Required. The encoded field’s type of measurement ("quantitative", "temporal", "ordinal", or "nominal"). It can also be a geo type ("latitude", "longitude", and "geojson") when a geographic projection is applied.

Note: Data type here describes semantic of the data rather than primitive data types in programming language sense (number, string, etc.). The same primitive data type can have different types of measurement. For example, numeric data can represent quantitative, ordinal, or nominal data.


Quantitative data expresses some kind of quantity. Typically this is numerical data. For example 7.3, 42.0, 12.1.


Temporal data supports date-times and times. For example 2015-03-07 12:32:17, 17:01, 2015-03-16.

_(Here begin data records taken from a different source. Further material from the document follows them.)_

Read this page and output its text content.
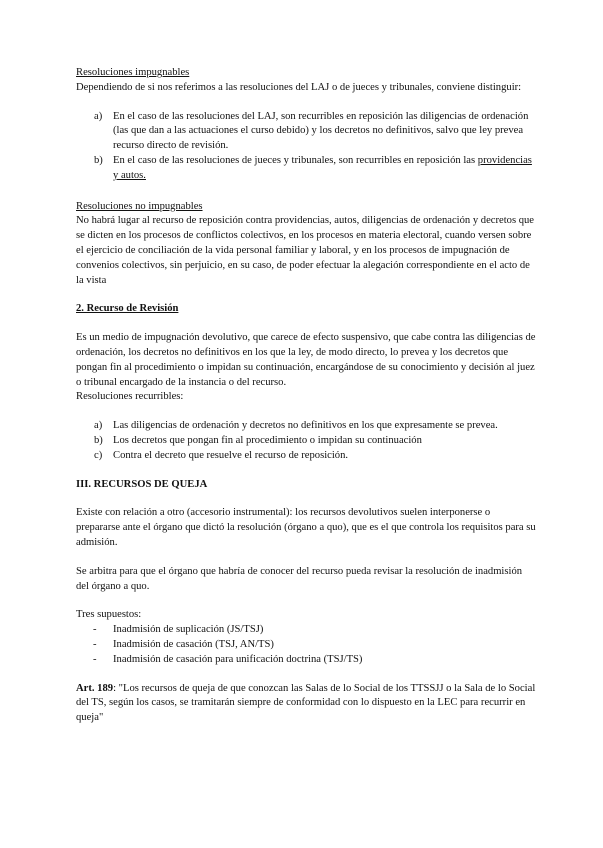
Resoluciones impugnables

Dependiendo de si nos referimos a las resoluciones del LAJ o de jueces y tribunales, conviene distinguir:

a) En el caso de las resoluciones del LAJ, son recurribles en reposición las diligencias de ordenación (las que dan a las actuaciones el curso debido) y los decretos no definitivos, salvo que ley prevea recurso directo de revisión.
b) En el caso de las resoluciones de jueces y tribunales, son recurribles en reposición las providencias y autos.

Resoluciones no impugnables

No habrá lugar al recurso de reposición contra providencias, autos, diligencias de ordenación y decretos que se dicten en los procesos de conflictos colectivos, en los procesos en materia electoral, cuando versen sobre el ejercicio de conciliación de la vida personal familiar y laboral, y en los procesos de impugnación de convenios colectivos, sin perjuicio, en su caso, de poder efectuar la alegación correspondiente en el acto de la vista

2. Recurso de Revisión

Es un medio de impugnación devolutivo, que carece de efecto suspensivo, que cabe contra las diligencias de ordenación, los decretos no definitivos en los que la ley, de modo directo, lo prevea y los decretos que pongan fin al procedimiento o impidan su continuación, encargándose de su conocimiento y decisión al juez o tribunal encargado de la instancia o del recurso.

Resoluciones recurribles:

a) Las diligencias de ordenación y decretos no definitivos en los que expresamente se prevea.
b) Los decretos que pongan fin al procedimiento o impidan su continuación
c) Contra el decreto que resuelve el recurso de reposición.

III. RECURSOS DE QUEJA

Existe con relación a otro (accesorio instrumental): los recursos devolutivos suelen interponerse o prepararse ante el órgano que dictó la resolución (órgano a quo), que es el que controla los requisitos para su admisión.

Se arbitra para que el órgano que habría de conocer del recurso pueda revisar la resolución de inadmisión del órgano a quo.

Tres supuestos:

- Inadmisión de suplicación (JS/TSJ)
- Inadmisión de casación (TSJ, AN/TS)
- Inadmisión de casación para unificación doctrina (TSJ/TS)

Art. 189: "Los recursos de queja de que conozcan las Salas de lo Social de los TTSSJJ o la Sala de lo Social del TS, según los casos, se tramitarán siempre de conformidad con lo dispuesto en la LEC para recurrir en queja"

Note that when a "temporal" type is used for a field, Vega-Lite will treat it as a continuous field and thus will use a time scale to map its data to visual values. For example, the following bar chart shows the mean precipitation for different months.

Casting a Temporal Field as an Ordinal Field

To treat a date-time field as a discrete field, you can cast it be an "ordinal" field. This casting strategy can be useful for time units with low cardinality such as "month".


Ordinal data represents ranked order (1st, 2nd, …) by which the data can be sorted. However, as opposed to quantitative data, there is no notion of relative degree of difference between them. For illustration, a “size” variable might have the following values small, medium, large, extra-large. We know that medium is larger than small and same for extra-large larger than large. However, we cannot compare the magnitude of relative difference, for example, between (1) small and medium and (2) medium and large. Similarly, we cannot say that large is two times as large as small.


Nominal data, also known as categorical data, differentiates between values based only on their names or categories. For example, gender, nationality, music genre, and name are nominal data. Numbers maybe used to represent the variables but the number do not determine magnitude or ordering. For example, if a nominal variable contains three values 1, 2, and 3. We cannot claim that 1 is less than 2 nor 3.


GeoJSON data represents geographic shapes specified as GeoJSON.